The example you cite where Morihei Ueshiba did not like to be called religious, could it be that he simply saw reality a bit differently than us to begin with? This is the man who saw the kami as tangible things and believed he was channeling them, no? He may regard those beliefs in the same way that he believes water is wet or the sun gives light or that mountains are fookin heavy, that they are inarguable aspects of his reality, not religious tenets of faith. So the question of whether one is Buddhist, Catholic, Protestant, Wiccan, etc. would be moot, because he could still see those inarguable tenets of his reality as manifesting regardless of which faith any practitioner chose, and that they would still be confronted with them. Just because he didn't see himself as religious doesn't mean he wasn't.

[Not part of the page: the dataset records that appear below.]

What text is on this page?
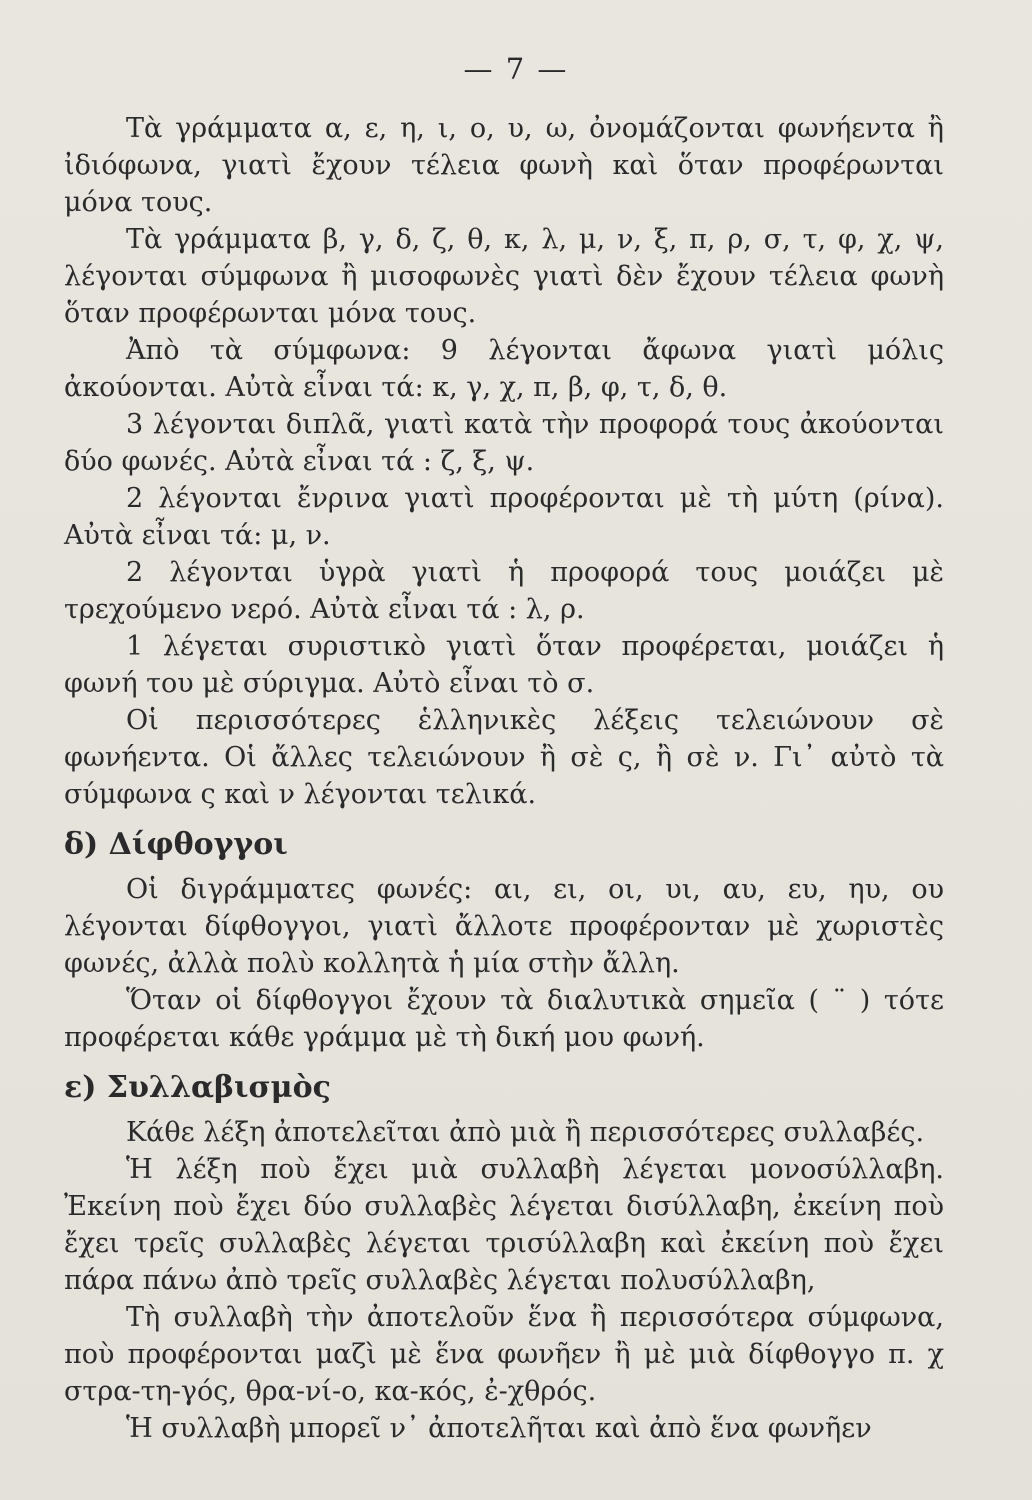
— 7 —

Τὰ γράμματα α, ε, η, ι, ο, υ, ω, ὀνομάζονται φωνήεντα ἢ ἰδιόφωνα, γιατὶ ἔχουν τέλεια φωνὴ καὶ ὅταν προφέρωνται μόνα τους.

Τὰ γράμματα β, γ, δ, ζ, θ, κ, λ, μ, ν, ξ, π, ρ, σ, τ, φ, χ, ψ, λέγονται σύμφωνα ἢ μισοφωνὲς γιατὶ δὲν ἔχουν τέλεια φωνὴ ὅταν προφέρωνται μόνα τους.

Ἀπὸ τὰ σύμφωνα: 9 λέγονται ἄφωνα γιατὶ μόλις ἀκούονται. Αὐτὰ εἶναι τά: κ, γ, χ, π, β, φ, τ, δ, θ.

3 λέγονται διπλᾶ, γιατὶ κατὰ τὴν προφορά τους ἀκούονται δύο φωνές. Αὐτὰ εἶναι τά : ζ, ξ, ψ.

2 λέγονται ἔνρινα γιατὶ προφέρονται μὲ τὴ μύτη (ρίνα). Αὐτὰ εἶναι τά: μ, ν.

2 λέγονται ὑγρὰ γιατὶ ἡ προφορά τους μοιάζει μὲ τρεχούμενο νερό. Αὐτὰ εἶναι τά : λ, ρ.

1 λέγεται συριστικὸ γιατὶ ὅταν προφέρεται, μοιάζει ἡ φωνή του μὲ σύριγμα. Αὐτὸ εἶναι τὸ σ.

Οἱ περισσότερες ἑλληνικὲς λέξεις τελειώνουν σὲ φωνήεντα. Οἱ ἄλλες τελειώνουν ἢ σὲ ς, ἢ σὲ ν. Γι᾽ αὐτὸ τὰ σύμφωνα ς καὶ ν λέγονται τελικά.

δ) Δίφθογγοι

Οἱ διγράμματες φωνές: αι, ει, οι, υι, αυ, ευ, ηυ, ου λέγονται δίφθογγοι, γιατὶ ἄλλοτε προφέρονταν μὲ χωριστὲς φωνές, ἀλλὰ πολὺ κολλητὰ ἡ μία στὴν ἄλλη.

Ὅταν οἱ δίφθογγοι ἔχουν τὰ διαλυτικὰ σημεῖα ( ¨ ) τότε προφέρεται κάθε γράμμα μὲ τὴ δική μου φωνή.

ε) Συλλαβισμὸς

Κάθε λέξη ἀποτελεῖται ἀπὸ μιὰ ἢ περισσότερες συλλαβές.

Ἡ λέξη ποὺ ἔχει μιὰ συλλαβὴ λέγεται μονοσύλλαβη. Ἐκείνη ποὺ ἔχει δύο συλλαβὲς λέγεται δισύλλαβη, ἐκείνη ποὺ ἔχει τρεῖς συλλαβὲς λέγεται τρισύλλαβη καὶ ἐκείνη ποὺ ἔχει πάρα πάνω ἀπὸ τρεῖς συλλαβὲς λέγεται πολυσύλλαβη,

Τὴ συλλαβὴ τὴν ἀποτελοῦν ἕνα ἢ περισσότερα σύμφωνα, ποὺ προφέρονται μαζὶ μὲ ἕνα φωνῆεν ἢ μὲ μιὰ δίφθογγο π. χ στρα-τη-γός, θρα-νί-ο, κα-κός, ἐ-χθρός.

Ἡ συλλαβὴ μπορεῖ ν᾽ ἀποτελῆται καὶ ἀπὸ ἕνα φωνῆεν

If I remember the quote, Ueshiba most definitely got irate when people called him a religious man and replied he was a man of Budo. I can't find it at the moment.
There are these, though:
"When anybody asks is my Aiki budo principles are taken from religion, I say ‘No.' My true budo principles enlighten religions and lead them to completion." (http://doveraikido.com/about_o_sensei
Aikido and the Harmony of Nature by Mitsugi Saotome. Ueshiba quoted as saying, "Aikido is not the way of weakness or escape, for obviously Budo belongs to those of strength and skill. Yet the Way must lead to a world of mutual concern and respect for one another."
Ueshiba is talking about his aikido being a Budo of strength and skill with mutual concern, not as a religion. Ueshiba viewed his aikido as a martial art and not a religion and he viewed himself as following Budo and not being a religious man.